M. [R] [W], agissant à titre personnel et en sa qualité d’ayant-droit de M.[K] [W], dans ses dernières conclusions d’intimé en date du 29 septembre 2021, demande à la cour, au visa des articles 1583 du code civil, 370 et suivants, 564 et suivants du code de procédure civile, ainsi que du décret n°55-22 du 4 janvier 1955, de :
– constater que M. [R] [W], ayant-droit de M. [K] [W], décédé le 1er janvier 2021 à [Localité 8], reprend volontairement la présente instance conformément aux dispositions de l’article 373 du Code de procédure civile ;
A titre principal,
– constater l’absence de justification de l’accomplissement des formalités de publicité requises par les articles 28 et 30 du décret n°55-22 du 4 janvier 1955,
– constater que les demandes formulées en cause d’appel par les consorts [N] sont nouvelles,
En conséquence :
– déclarer irrecevable l’ensemble des demandes, fins et prétentions formulées par les consorts [N],
Confirmer le jugement rendu par le tribunal judiciaire de Bordeaux le 28 janvier 2020 en toutes ses dispositions ;
A titre subsidiaire,
– constater l’absence d’accord sur les modalités de la cession de la parcelle sise [Adresse 4] à [Localité 11], et notamment sur le prix de vente et la qualité des acquéreurs;
– constater que la preuve de la résistance abusive de Messieurs [K] et [R] [W] n’est pas rapportée ;
– constater que la somme de 20.000 euros versée en juin 2017 par les consorts [N] ne peut être qualifiée d’arrhes ;
– constater que les consorts [N] ne justifient nullement d’un préjudice résultant du retard pris pour finaliser la vente ;
– constater que le retard pris pour finaliser la vente n’est pas imputable à Messieurs [K] et [R] [W] ;
En conséquence :
– débouter les consorts [N] de l’ensemble de leurs demandes, fins et prétentions, et notamment s’agissant de la demande de réitération forcée de la vente de la parcelle sise [Adresse 5] à [Localité 11],
– confirmer le jugement rendu par le Tribunal Judiciaire de Bordeaux le 28 janvier 2020 en toutes ses dispositions ;
A titre infiniment subsidiaire, si la vente forcée devait être ordonnée,
– préciser dans l’arrêt à intervenir que les consorts [N] feront leur affaire personnelle :
– des résultats des diagnostics techniques à intervenir,
– des difficultés résultant du bornage de la parcelle, et notamment des conséquences de la procédure actuellement en cours et opposant les concluants à la ville de [Localité 11],
– de manière générale, de toutes difficultés relatives au bornage, aux servitudes et alignements intéressant la parcelle sise [Adresse 4] à [Localité 11].
En toute hypothèse,
– débouter les consorts [N] de leur demande de voir Messieurs [K] et [R] [W] condamnés à leur verser la somme de 5.000 euros au titre de l’article 700 du code de procédure civile,
– condamner in solidum les consorts [N] à verser à M. [R] [W] la somme de 3.000 euros, au titre de l’article 700 du code de procédure civile,
– condamner in solidum les consorts [N] aux entiers dépens.

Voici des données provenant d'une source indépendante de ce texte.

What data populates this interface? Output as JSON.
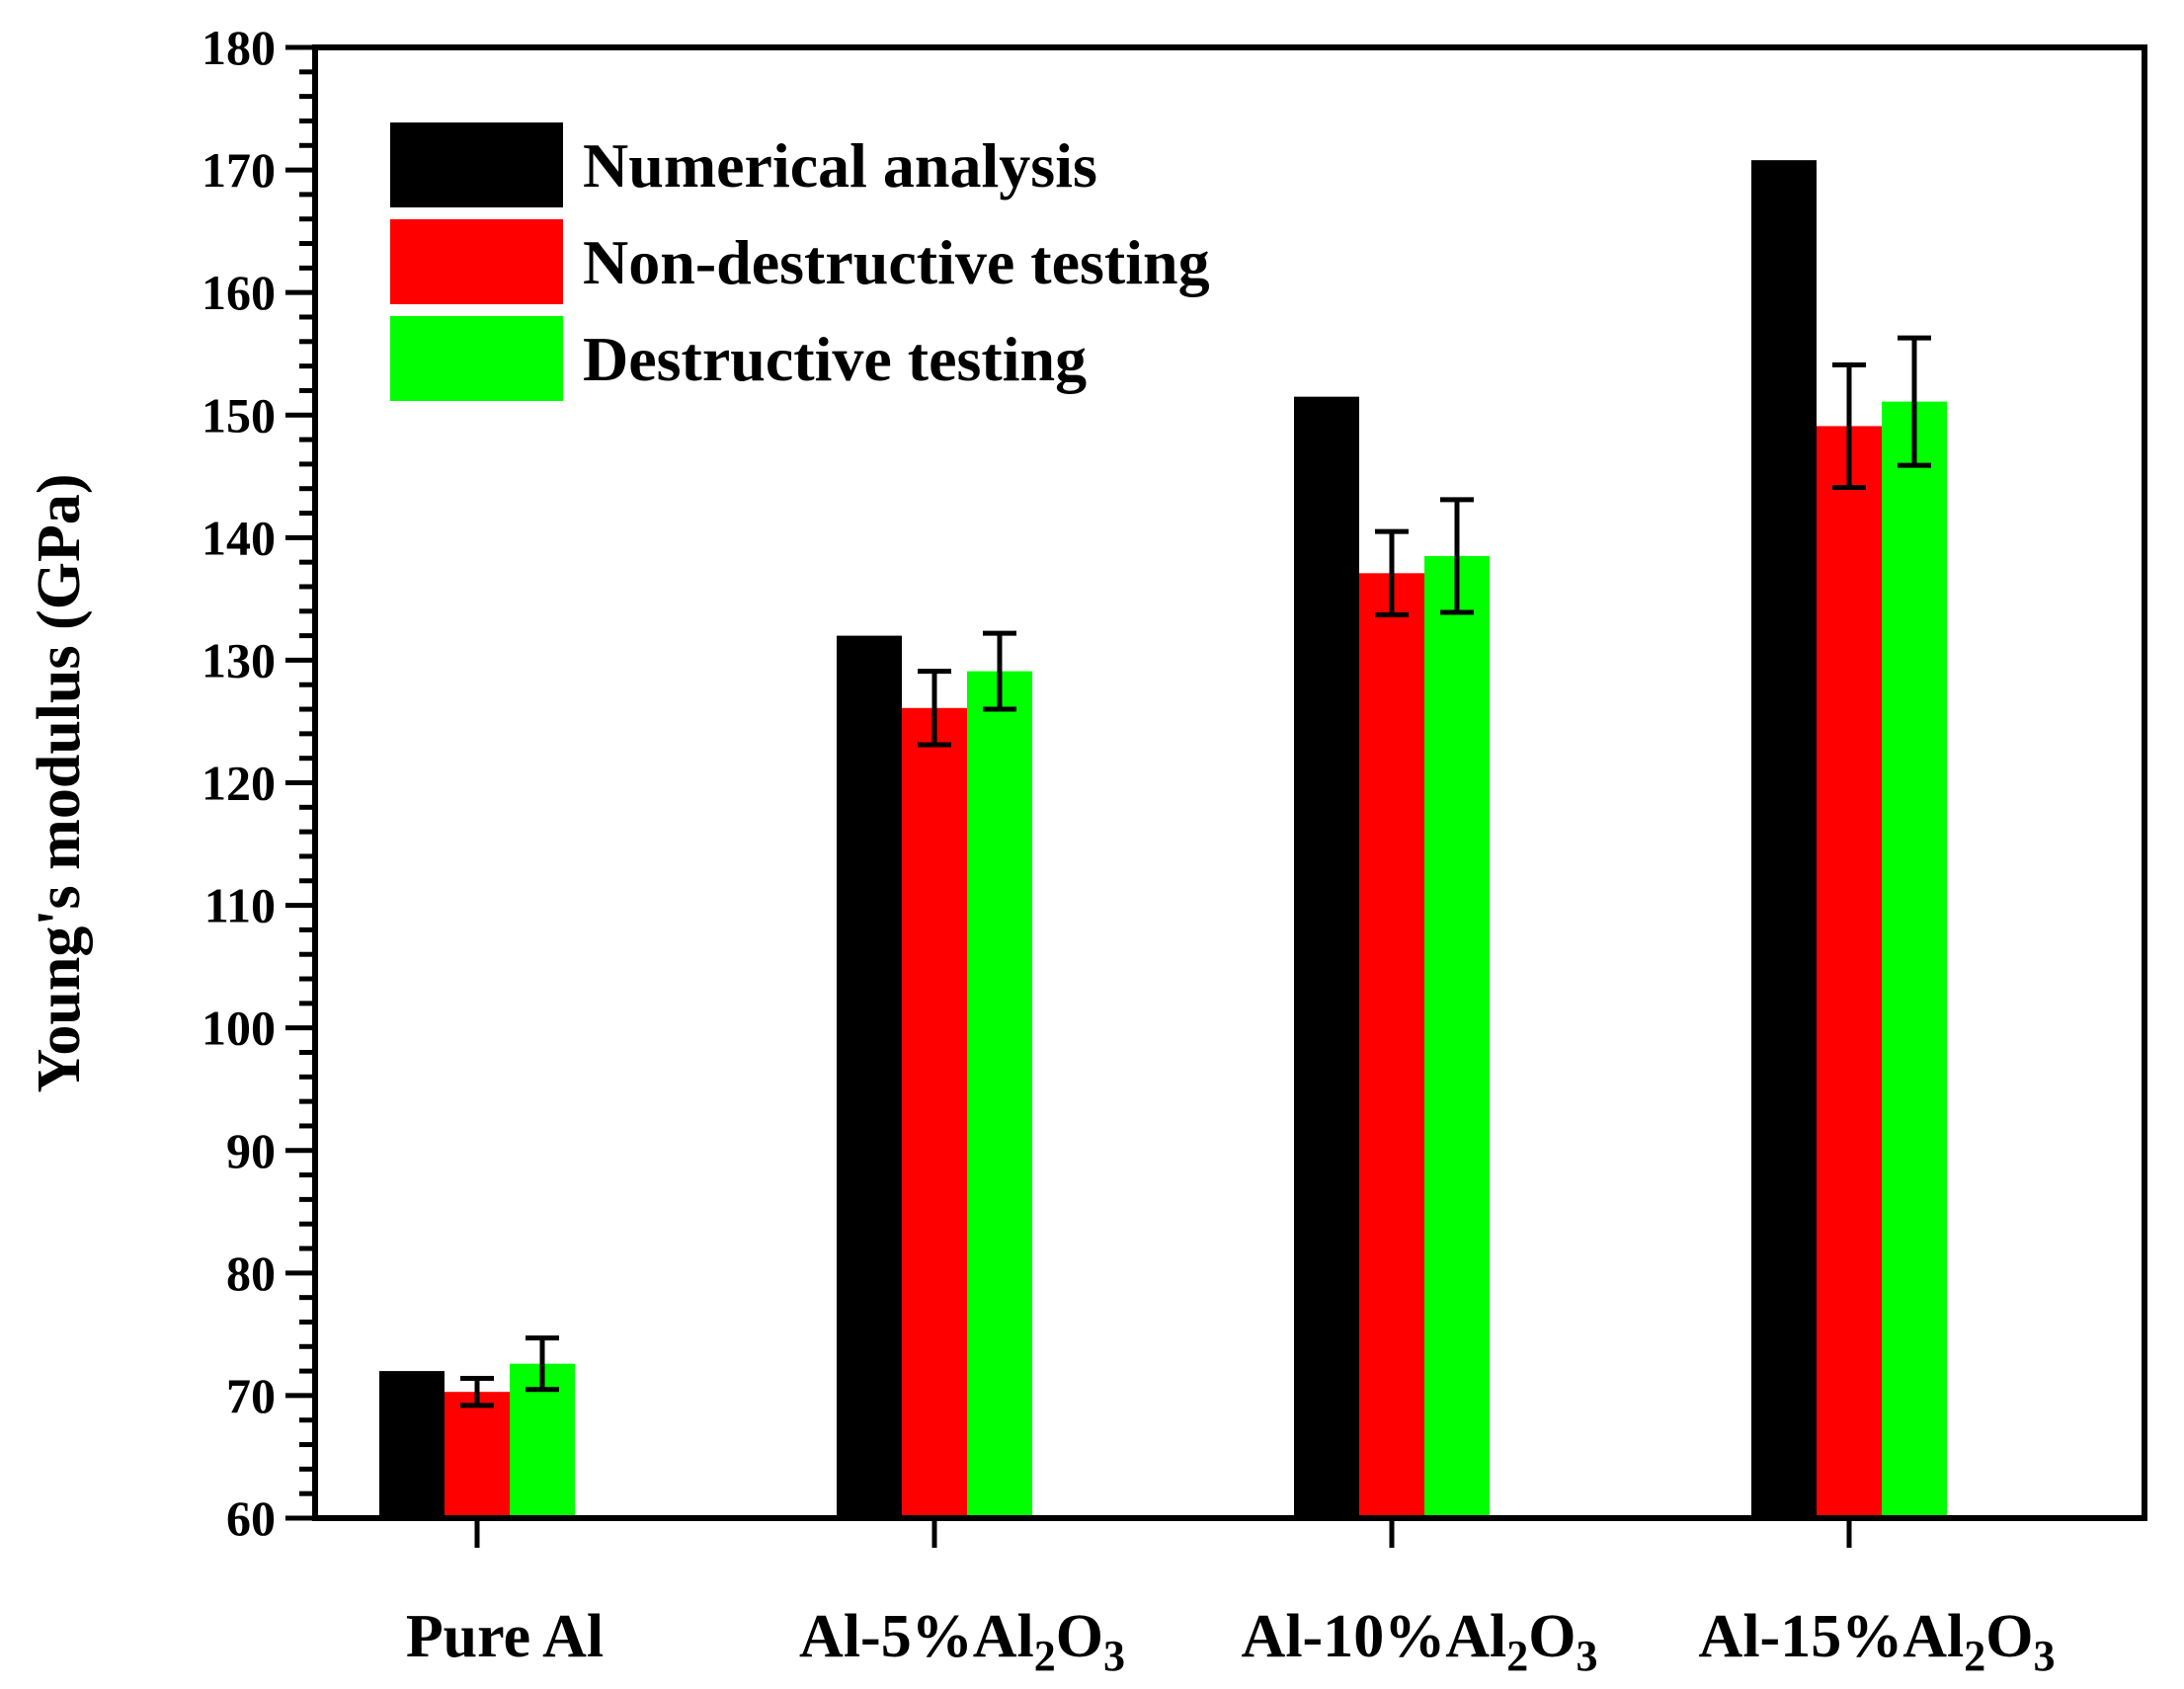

L’ordonnance de clôture a été rendue le 30 mai 2023.
Pour une plus ample connaissance du litige et des prétentions et moyens des parties, il est fait expressément référence aux dernières conclusions et pièces régulièrement communiquées par les parties.
MOTIFS DE LA DÉCISION
Il convient de donner acte à M.[R] [W] de son intervention volontaire en reprise d’instance en qualité d’ayant droit de M. [K] [W], décédé en cours d’instance.
Il sera observé préalablement que si dans le corps de ses dernières conclusions M.[W] met en avant l’absence de démarches préalables à l’assignation accomplies par les consorts [N] en vue de parvenir à un règlement amiable du litige, force est de constater que dans le dispositif de ses conclusions, qui seul saisit la cour, il ne demande à la cour de déclarer les demandes des consorts [N] irrecevables qu’en raison de l’absence d’accomplissement des formalités de publicité légale et comme constituant des demandes nouvelles en appel.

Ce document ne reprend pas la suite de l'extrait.